THOMAS HYLAND, 30, was seriously wounded by a mortar shell while serving as a military adviser in Viet Nam in December 1968. He is special counsel for the Securities and Exchange Commission in the New York region. "I paid with almost two years of my life for something I don't have the answers to. The Government owes us a debt that is signed in blood to explain why Tom Hyland and others like him went there.
When I hear Ford say let's forget about the past, I get more enraged. That's bullshit. My brother-in-law wakes up every day without his legs. How can he forget? I suffered a great deal. I can think of days when I lived from one morphine shot to the next. Is it true that this was a waste?"
DEAN KAHLER, 25, Kent State University student who was wounded by a National Guardsman's bullet in May 1970 and paralyzed for life: "All I could think about is that we are finally out of there. If it had happened five years ago, I might not be sitting here this way today. If nothing else, student dissent and student opinion finally reached the older people, people who run this country."

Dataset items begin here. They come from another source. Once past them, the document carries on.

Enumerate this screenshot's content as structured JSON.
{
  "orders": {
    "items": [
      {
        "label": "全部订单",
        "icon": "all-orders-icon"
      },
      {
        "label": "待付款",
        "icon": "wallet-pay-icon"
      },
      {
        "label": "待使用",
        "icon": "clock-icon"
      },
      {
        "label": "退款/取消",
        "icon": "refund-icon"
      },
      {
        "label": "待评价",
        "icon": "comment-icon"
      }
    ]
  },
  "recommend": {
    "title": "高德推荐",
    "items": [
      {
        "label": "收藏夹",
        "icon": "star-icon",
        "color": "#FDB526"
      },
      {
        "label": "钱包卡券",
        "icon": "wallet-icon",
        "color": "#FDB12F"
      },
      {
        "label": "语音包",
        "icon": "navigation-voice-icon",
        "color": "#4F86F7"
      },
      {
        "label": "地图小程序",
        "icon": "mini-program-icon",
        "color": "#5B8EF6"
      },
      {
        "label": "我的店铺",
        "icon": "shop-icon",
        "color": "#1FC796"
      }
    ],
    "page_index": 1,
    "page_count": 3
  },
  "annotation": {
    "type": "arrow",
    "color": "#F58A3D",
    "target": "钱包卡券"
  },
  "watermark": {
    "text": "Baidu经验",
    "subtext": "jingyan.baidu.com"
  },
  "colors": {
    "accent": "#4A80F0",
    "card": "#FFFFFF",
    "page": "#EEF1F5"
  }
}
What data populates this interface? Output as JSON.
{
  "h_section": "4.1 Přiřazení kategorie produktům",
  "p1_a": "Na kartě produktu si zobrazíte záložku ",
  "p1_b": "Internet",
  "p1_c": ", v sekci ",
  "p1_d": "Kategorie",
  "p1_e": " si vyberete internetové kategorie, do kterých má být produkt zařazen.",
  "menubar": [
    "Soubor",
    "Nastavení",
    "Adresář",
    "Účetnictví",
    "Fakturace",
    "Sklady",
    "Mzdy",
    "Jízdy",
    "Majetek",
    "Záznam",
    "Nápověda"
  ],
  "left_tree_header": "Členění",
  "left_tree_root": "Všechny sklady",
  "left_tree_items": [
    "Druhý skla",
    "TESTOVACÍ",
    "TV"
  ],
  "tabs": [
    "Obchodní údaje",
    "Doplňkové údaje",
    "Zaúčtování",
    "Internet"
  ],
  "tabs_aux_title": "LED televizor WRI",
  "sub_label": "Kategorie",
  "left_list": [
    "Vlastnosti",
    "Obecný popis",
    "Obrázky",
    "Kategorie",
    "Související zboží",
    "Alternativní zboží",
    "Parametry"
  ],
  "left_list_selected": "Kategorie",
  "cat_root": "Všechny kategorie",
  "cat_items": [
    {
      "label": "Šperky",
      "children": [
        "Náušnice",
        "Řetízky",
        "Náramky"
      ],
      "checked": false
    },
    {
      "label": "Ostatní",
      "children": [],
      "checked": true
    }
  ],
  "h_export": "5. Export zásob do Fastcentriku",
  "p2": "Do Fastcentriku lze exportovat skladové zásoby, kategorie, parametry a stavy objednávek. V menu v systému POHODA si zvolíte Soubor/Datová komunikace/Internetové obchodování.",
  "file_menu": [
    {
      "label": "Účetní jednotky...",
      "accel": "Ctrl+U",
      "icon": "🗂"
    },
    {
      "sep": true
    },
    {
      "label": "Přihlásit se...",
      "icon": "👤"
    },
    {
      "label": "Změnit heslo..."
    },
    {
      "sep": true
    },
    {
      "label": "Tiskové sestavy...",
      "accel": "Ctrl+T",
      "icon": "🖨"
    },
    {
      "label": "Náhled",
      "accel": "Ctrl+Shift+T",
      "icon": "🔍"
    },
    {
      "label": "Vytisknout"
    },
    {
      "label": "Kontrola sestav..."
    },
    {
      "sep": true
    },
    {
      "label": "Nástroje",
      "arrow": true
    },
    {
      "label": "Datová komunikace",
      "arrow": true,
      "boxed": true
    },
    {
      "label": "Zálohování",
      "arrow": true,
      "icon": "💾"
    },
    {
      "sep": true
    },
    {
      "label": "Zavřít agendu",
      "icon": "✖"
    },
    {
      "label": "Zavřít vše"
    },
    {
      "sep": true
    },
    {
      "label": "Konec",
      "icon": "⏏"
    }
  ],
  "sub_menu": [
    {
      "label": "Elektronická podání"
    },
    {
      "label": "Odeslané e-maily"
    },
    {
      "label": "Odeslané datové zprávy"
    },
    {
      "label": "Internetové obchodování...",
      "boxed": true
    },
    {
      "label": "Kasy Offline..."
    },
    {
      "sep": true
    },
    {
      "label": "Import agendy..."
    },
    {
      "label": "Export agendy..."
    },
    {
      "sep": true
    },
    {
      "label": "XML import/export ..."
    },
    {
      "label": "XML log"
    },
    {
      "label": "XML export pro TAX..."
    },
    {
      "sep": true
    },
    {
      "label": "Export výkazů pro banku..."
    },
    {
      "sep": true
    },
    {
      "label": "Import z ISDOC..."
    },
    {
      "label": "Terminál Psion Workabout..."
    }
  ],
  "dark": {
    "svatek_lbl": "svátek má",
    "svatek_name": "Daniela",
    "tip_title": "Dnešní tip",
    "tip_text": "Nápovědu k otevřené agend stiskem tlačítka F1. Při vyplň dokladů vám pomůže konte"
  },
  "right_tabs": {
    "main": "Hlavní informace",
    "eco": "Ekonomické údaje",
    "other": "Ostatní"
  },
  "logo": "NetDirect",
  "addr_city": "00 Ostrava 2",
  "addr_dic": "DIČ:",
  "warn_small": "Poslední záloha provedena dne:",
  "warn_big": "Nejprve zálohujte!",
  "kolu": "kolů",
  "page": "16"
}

COMMANDER RICHARD STRATTON, 43, who spent six years and two months in a North Vietnamese prison: "American disengagement from Viet Nam was inevitable, but the manner in which we did it was embarrassing. I certainly thought we owed it to the Vietnamese to show a little more class than that. We led them down the primrose path and left them hanging on the end of the limb. Then we sawed it off. So why should we be surprised when we see them fall? As for me, I did everything I could. I can face myself in the mirror. I don't know how many other Americans like Jane Fonda can say the same thing."